Le drame des couleurs : l’usage du rouge flamboyant et du bleu profond crée tantôt des atmosphères cauchemardesques, tantôt mystiques, comme dans le tableau du cheikh d’Al-Azhar assis sereinement au milieu du tumulte de la vie. Reda Khalil, infatigable dans son acte de création, cherche inlassablement à atteindre l’essence véritable de l’âme humaine.

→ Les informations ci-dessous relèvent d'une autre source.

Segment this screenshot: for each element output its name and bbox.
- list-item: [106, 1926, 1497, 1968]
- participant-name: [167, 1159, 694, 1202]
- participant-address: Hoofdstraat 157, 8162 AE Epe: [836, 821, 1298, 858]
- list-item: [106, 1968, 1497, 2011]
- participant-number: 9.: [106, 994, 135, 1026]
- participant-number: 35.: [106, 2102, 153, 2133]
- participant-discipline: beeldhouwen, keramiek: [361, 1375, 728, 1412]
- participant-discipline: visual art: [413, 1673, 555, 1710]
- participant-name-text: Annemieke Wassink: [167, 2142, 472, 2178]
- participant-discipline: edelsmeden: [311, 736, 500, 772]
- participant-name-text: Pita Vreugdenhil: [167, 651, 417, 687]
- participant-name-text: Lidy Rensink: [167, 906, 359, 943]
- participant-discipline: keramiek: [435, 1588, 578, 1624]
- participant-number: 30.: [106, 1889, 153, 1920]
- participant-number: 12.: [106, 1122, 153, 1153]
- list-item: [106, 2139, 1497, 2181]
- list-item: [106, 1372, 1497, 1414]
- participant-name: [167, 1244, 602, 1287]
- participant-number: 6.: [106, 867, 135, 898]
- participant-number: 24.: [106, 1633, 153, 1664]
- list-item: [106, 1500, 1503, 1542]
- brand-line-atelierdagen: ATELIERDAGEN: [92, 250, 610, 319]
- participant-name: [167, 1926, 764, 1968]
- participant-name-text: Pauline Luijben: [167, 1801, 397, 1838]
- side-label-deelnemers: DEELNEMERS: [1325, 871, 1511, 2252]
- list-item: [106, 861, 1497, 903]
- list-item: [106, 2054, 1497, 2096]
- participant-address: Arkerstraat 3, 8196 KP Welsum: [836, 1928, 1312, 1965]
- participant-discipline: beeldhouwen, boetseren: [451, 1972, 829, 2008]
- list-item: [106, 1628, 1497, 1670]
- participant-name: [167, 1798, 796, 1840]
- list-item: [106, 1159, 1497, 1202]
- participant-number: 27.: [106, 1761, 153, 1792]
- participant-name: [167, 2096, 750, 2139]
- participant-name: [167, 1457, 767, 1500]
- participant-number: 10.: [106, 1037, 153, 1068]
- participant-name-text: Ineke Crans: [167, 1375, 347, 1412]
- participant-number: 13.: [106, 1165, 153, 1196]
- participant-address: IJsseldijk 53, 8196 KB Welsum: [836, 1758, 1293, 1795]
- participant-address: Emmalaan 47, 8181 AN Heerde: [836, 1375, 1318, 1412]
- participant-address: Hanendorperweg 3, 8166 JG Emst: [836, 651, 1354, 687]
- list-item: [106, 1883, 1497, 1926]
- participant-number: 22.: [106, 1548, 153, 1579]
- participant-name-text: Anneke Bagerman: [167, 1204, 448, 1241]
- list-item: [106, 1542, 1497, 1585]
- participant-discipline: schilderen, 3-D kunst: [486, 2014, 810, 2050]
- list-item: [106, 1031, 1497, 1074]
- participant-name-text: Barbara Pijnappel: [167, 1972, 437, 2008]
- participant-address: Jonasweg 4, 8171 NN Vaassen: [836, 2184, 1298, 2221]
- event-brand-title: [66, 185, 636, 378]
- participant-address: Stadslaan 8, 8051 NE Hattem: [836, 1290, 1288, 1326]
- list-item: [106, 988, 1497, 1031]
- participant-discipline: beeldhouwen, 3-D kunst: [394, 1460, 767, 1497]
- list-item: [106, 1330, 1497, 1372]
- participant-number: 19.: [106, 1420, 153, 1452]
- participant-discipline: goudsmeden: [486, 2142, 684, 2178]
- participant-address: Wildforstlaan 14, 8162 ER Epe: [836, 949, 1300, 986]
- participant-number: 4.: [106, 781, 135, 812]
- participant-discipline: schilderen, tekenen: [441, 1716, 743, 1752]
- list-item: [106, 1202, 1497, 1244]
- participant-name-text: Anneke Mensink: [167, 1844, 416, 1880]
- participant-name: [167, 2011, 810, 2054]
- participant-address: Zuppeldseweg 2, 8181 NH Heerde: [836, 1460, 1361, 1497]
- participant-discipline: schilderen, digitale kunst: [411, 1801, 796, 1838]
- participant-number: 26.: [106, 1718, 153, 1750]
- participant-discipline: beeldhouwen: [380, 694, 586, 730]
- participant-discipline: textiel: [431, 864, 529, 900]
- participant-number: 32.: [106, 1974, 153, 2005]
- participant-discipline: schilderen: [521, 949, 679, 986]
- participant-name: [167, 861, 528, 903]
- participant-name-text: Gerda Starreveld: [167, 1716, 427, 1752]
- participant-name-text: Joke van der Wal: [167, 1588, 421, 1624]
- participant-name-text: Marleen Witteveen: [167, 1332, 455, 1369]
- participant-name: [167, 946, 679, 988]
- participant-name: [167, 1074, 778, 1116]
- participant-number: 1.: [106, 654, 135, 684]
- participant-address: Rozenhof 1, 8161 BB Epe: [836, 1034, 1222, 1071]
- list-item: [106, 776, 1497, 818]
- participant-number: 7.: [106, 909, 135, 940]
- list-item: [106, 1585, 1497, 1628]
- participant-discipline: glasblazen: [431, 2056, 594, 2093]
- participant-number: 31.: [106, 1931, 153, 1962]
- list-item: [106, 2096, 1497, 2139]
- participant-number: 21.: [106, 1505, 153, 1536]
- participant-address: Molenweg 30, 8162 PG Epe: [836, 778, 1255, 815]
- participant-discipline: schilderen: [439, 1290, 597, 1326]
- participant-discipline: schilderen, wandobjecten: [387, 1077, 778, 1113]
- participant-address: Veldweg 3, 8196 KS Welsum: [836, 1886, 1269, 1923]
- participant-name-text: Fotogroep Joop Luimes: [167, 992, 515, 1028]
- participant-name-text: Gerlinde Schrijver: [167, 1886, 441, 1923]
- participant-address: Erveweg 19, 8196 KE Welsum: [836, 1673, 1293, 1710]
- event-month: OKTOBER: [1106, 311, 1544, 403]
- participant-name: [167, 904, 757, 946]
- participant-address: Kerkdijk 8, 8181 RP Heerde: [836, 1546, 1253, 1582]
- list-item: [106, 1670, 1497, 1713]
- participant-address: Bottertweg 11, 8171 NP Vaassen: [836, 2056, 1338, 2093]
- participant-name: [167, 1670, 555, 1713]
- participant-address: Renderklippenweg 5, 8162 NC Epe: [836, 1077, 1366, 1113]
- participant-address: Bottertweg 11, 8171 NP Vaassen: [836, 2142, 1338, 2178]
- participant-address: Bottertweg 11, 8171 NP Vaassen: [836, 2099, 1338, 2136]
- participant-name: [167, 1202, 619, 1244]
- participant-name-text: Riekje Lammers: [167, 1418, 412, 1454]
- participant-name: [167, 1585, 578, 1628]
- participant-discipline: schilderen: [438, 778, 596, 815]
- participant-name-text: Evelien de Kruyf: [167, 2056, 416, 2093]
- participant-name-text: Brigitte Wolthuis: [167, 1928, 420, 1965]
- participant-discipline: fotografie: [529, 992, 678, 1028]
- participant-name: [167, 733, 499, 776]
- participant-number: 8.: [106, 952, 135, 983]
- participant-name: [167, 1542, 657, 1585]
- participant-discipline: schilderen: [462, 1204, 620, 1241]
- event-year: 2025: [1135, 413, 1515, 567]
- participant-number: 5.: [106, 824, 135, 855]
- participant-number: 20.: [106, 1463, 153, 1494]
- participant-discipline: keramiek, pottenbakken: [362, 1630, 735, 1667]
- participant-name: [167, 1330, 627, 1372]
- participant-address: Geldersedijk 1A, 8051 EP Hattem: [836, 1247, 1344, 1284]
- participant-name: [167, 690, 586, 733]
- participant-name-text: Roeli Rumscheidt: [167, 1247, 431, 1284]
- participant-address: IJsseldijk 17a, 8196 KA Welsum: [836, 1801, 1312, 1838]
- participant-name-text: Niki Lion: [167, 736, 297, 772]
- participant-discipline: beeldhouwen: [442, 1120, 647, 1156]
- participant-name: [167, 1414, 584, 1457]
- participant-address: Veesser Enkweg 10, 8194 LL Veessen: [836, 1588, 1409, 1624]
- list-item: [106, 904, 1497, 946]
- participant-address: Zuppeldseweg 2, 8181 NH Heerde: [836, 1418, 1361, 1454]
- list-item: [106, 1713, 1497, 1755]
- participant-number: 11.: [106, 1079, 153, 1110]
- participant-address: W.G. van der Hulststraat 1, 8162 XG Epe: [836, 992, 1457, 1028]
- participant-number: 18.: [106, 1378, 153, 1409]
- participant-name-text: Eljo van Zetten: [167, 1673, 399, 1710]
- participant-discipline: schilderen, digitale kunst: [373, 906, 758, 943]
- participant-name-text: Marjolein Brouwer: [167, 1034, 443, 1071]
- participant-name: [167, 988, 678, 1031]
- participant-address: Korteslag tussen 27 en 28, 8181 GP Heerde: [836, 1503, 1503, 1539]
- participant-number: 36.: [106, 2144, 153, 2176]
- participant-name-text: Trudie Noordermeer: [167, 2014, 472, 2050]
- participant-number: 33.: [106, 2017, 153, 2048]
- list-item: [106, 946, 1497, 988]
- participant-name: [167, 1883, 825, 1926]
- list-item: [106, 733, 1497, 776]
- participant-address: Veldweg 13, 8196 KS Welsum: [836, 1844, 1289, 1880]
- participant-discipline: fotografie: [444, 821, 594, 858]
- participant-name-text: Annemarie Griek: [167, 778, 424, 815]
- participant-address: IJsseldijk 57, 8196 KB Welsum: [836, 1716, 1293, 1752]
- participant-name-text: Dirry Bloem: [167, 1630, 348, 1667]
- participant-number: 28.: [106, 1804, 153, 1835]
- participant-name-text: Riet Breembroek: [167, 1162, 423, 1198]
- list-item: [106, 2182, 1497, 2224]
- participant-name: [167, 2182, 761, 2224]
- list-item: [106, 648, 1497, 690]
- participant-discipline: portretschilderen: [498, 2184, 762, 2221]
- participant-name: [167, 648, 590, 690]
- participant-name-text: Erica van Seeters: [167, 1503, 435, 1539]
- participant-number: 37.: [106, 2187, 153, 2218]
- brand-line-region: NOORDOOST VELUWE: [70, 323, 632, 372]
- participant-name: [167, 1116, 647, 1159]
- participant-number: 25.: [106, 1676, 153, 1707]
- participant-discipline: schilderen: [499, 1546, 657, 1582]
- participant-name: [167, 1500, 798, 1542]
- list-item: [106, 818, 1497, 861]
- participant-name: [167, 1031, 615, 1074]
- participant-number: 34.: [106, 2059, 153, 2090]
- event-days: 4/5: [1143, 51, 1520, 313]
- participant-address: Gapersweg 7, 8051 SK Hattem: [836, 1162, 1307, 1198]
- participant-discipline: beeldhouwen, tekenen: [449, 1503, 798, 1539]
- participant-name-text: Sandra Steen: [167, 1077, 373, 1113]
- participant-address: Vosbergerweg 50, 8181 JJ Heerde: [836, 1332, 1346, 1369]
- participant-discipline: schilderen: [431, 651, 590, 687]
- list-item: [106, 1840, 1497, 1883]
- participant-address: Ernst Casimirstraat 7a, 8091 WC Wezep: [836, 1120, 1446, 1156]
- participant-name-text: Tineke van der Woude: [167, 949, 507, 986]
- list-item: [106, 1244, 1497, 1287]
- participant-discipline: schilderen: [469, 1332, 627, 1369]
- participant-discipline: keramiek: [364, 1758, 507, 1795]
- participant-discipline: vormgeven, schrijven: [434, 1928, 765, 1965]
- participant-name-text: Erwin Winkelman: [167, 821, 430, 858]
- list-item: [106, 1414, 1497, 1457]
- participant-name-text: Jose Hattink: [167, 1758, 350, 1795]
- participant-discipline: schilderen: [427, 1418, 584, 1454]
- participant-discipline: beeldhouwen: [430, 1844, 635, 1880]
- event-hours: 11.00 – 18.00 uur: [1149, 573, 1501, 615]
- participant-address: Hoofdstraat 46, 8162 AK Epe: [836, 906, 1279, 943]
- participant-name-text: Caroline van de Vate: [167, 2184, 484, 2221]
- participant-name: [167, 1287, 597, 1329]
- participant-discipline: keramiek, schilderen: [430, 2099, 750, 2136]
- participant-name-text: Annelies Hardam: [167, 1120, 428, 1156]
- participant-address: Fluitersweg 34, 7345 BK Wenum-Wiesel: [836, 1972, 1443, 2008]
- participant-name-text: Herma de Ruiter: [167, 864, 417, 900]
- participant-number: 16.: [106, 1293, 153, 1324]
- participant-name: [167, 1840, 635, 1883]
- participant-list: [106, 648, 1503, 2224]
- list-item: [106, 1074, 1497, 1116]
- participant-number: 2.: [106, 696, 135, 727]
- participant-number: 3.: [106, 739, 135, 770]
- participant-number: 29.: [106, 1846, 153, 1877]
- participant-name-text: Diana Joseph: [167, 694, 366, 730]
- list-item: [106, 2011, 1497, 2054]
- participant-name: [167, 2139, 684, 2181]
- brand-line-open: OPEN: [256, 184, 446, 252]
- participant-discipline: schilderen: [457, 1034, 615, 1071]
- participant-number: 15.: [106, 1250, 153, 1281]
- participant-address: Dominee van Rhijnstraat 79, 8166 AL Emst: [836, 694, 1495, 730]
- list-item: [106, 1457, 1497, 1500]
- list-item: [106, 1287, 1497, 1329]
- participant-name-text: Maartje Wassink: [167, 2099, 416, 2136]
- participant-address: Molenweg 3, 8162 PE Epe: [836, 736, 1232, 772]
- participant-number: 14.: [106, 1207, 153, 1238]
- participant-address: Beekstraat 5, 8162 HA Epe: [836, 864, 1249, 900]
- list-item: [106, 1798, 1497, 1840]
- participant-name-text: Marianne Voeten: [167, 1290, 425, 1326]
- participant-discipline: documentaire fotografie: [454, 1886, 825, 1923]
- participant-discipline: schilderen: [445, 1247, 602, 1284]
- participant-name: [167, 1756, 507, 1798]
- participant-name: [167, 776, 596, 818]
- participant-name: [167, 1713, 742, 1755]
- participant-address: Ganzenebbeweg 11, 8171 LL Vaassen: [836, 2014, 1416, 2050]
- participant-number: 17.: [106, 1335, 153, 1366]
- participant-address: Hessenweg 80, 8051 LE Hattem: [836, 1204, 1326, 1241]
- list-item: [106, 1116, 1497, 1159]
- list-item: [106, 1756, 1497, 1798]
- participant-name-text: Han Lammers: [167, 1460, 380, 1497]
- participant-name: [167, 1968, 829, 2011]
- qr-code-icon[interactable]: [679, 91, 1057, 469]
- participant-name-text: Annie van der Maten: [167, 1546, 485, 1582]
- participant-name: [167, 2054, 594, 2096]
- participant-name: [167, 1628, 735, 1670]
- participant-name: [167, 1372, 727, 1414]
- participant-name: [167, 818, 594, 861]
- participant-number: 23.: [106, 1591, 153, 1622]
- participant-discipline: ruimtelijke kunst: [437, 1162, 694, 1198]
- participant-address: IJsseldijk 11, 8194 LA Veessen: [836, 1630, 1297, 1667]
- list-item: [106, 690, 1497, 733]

Des tableaux qui condensent le monde


Dans l’exposition, la politique apparaît comme un « jeu de hasard » à travers un joueur de dominos assis face à une carte du monde rouge, où les tortues symbolisent la lenteur de la justice. Dans une autre œuvre, un hippocampe surgit sur la terre ferme, à côté d’une femme qui danse et d’un homme abattu : une représentation surréaliste de la perte de logique et de l’enchaînement effréné des événements évoqués par l’artiste dans son texte introductif.
La « plainte » transparaît également sur les visages des habitants de la Nubie et de la Haute-Égypte ; la flûte nay n’est pas ici un divertissement, mais une confession mélancolique jaillissant du cœur de la souffrance — une forme de thérapie par l’art.
La philosophie du partage : La maison peut accueillir mille personnes

L’exposition n’est pas un espace d’individualisme : Reda Khalil y incarne la valeur de la solidarité apprise de sa mère. Il a accueilli cinq artistes femmes (Hanan Abdallah, Georgette, Nora Salem, Doaa El-Beik, Dr Hala Abdel Moneim), convaincu qu’ « une bouchée bénie peut nourrir cent personnes ». Leur présence a largement contribué à la sincérité de l’exposition et à l’affection du public, sensible à l’harmonie et à la chaleur humaine émanant des œuvres accrochées aux murs.
L’exposition de Reda Khalil est un véritable « journal visuel » de l’année 2025, façonné par un artiste dont le pinceau exerce une force saisissante sur le spectateur. Il peint pour respirer, pour extraire du cœur de la chaleur étouffante, de la lourdeur, de la ruine architecturale et humaine, des grappes de lumière dignes de l’âme éternelle de l’Égypte.
Le succès de l’exposition de Reda Khalil et de ses compagnons est celui de l’esprit collectif, de la célébration de la famille, et une victoire contre le faux et la tromperie dans un monde défiguré. À la galerie Art Corner, le visiteur peut découvrir et apprécier une exposition à la hauteur de l’Égypte.